A historic winter storm hit the Lone Star State hard. But underinvestment and mismanagement of the state’s electric grid – a critical piece of infrastructure – is one reason for the outages.
Hello from Dallas, where the temperature is currently 9 degrees Fahrenheit and there’s several inches of snow on the ground. The temperature is expected to get up to 23 degrees today, but that’s not much of a relief to the 4.3 million of my fellow Texas residents without electricity right now.
For those of you from colder climates who think this is just a case of a bunch of people not used to snow freaking out, trust me: It’s not. It’s very, very cold here, and there are some people who have been without heat for over a day now.

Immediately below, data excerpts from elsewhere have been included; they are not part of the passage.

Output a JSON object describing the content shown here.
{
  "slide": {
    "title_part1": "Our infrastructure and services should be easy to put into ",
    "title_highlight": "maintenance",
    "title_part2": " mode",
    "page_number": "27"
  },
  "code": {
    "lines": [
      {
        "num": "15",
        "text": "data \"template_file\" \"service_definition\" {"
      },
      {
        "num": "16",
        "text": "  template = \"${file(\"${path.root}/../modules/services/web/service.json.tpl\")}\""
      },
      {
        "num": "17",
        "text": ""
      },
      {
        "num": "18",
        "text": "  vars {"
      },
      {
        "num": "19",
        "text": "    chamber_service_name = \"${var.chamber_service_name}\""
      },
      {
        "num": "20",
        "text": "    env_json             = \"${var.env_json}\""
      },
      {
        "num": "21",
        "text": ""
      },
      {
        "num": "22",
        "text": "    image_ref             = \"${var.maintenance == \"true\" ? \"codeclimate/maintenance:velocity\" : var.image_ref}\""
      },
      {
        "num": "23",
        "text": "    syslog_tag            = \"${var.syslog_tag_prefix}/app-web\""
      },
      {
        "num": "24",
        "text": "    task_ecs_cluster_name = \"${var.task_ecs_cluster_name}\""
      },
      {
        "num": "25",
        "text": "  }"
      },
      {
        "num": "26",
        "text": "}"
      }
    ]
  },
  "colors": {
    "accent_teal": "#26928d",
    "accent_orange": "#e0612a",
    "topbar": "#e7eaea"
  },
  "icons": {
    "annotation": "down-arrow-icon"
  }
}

People have died.
Meanwhile, most of the roads haven’t been plowed, so those without power are having to decide whether to wait it out or drive on dangerous, iced-over roads to find warmth at a friend’s house or warming center.
And the entire state has been hit by this storm. Texas, in case you didn’t realize, is a big state.
So, what is going on? How can it be that one of the country’s most wealthy states – and a state known for producing energy at that – finds itself unable to quickly restore power to millions of its residents at a crucial time?
Well, the severity of the winter storm is one reason.
The Texas power grid is powered largely by natural gas and wind. That works well to keep electricity on during the state’s famously hot summers, but these systems aren’t designed for the frigid weather we’re currently experiencing. Some wind turbines have frozen, and other energy sources like natural gas, nuclear and even coal also are having trouble. Equipment froze up and stopped working.
Meanwhile, people are using more electricity than usual to try to stay warm, and that has “hobbled dozens of power plants.”
Worried that the state’s entire energy grid would collapse, the Electric Reliability Council of Texas (ERCOT), which oversees the state’s electrical network, declared a state of emergency early Monday morning and began initiating outages.
ERCOT officials said these outages would be rolling from neighborhood to neighborhood, lasting 15 to 45 minutes, to ease up pressure on the grid. In practice, that hasn’t really happened. Some are reporting they haven’t had power for a full day now.
But even with the record temps, things should not be this bad. This wasn’t a sudden event like an earthquake; weather forecasters predicted this storm days ago.
What we are seeing is an infrastructure failure.
These winter storms are rare in Texas, but they aren’t unprecedented. Similar power blackouts took place in 2011, for example, right around the time that Dallas hosted the Super Bowl.
There were calls after that storm for power plants to properly winterize their equipment. That didn’t happen, according to Dr. David Tuttle, a research associate with the Energy Institute at the University of Texas at Austin.
“There are things that can be done, but it will cost some money,” Tuttle said. “About every decade we have these long-sustained periods. And then, you know weatherization is supposed to happen, and then, it doesn’t because it costs money.”
There are other issues. Unlike other states, Texas maintains its own energy grid, mostly to avoid having to deal with the federal government. It’s also a deregulated and privatized system, and it’s where Texas Gov. Greg Abbott is pinning the blame right now.
But it’s also a system that doesn’t always receive the resources it needs.
Ed Hirs, an energy fellow at the University of Houston, told the Houston Chronicle that underinvestment has meant power plants haven’t been properly maintained and improved.
“The ERCOT grid has collapsed in exactly the same manner as the old Soviet Union,” he said. “It limped along on underinvestment and neglect until it finally broke under predictable circumstances.”
He added: “For more than a decade, generators have not been able to charge what it costs them to produce electricity… If you don’t make a return on your money, how can you keep it up? It’s like not taking care of your car. If you don’t change the oil and tires, you can’t expect your car to be ready to evacuate, let alone get you to work.”
Now, if you think that this is just a Texas problem, think again. Oregon, which also has been hit hard with storms, also is seeing major power outages right now. The American Society of Civil Engineers gives the nation’s overall energy systems a D+ grade, noting that much of it predates the 21st century. This could happen anywhere in America.
And it’s just one piece of America’s failing infrastructure. The rest of it is also really bad.
There’s a running joke among blue checkmark types about Infrastructure Week, one that has continued into the Biden administration. But there are more than 4 million people in Texas currently without electricity and heat in the midst of a historic winter storm.
The consequences of inaction are deadly.
Things aren’t looking particularly hopeful in the Lone Star State right now, either. The mayor of Dallas just tweeted he doesn’t even understand what ERCOT is telling the public; he also urged folks to help those in need, which doesn’t signal that anybody in power has any control of the situation. And more snow is coming.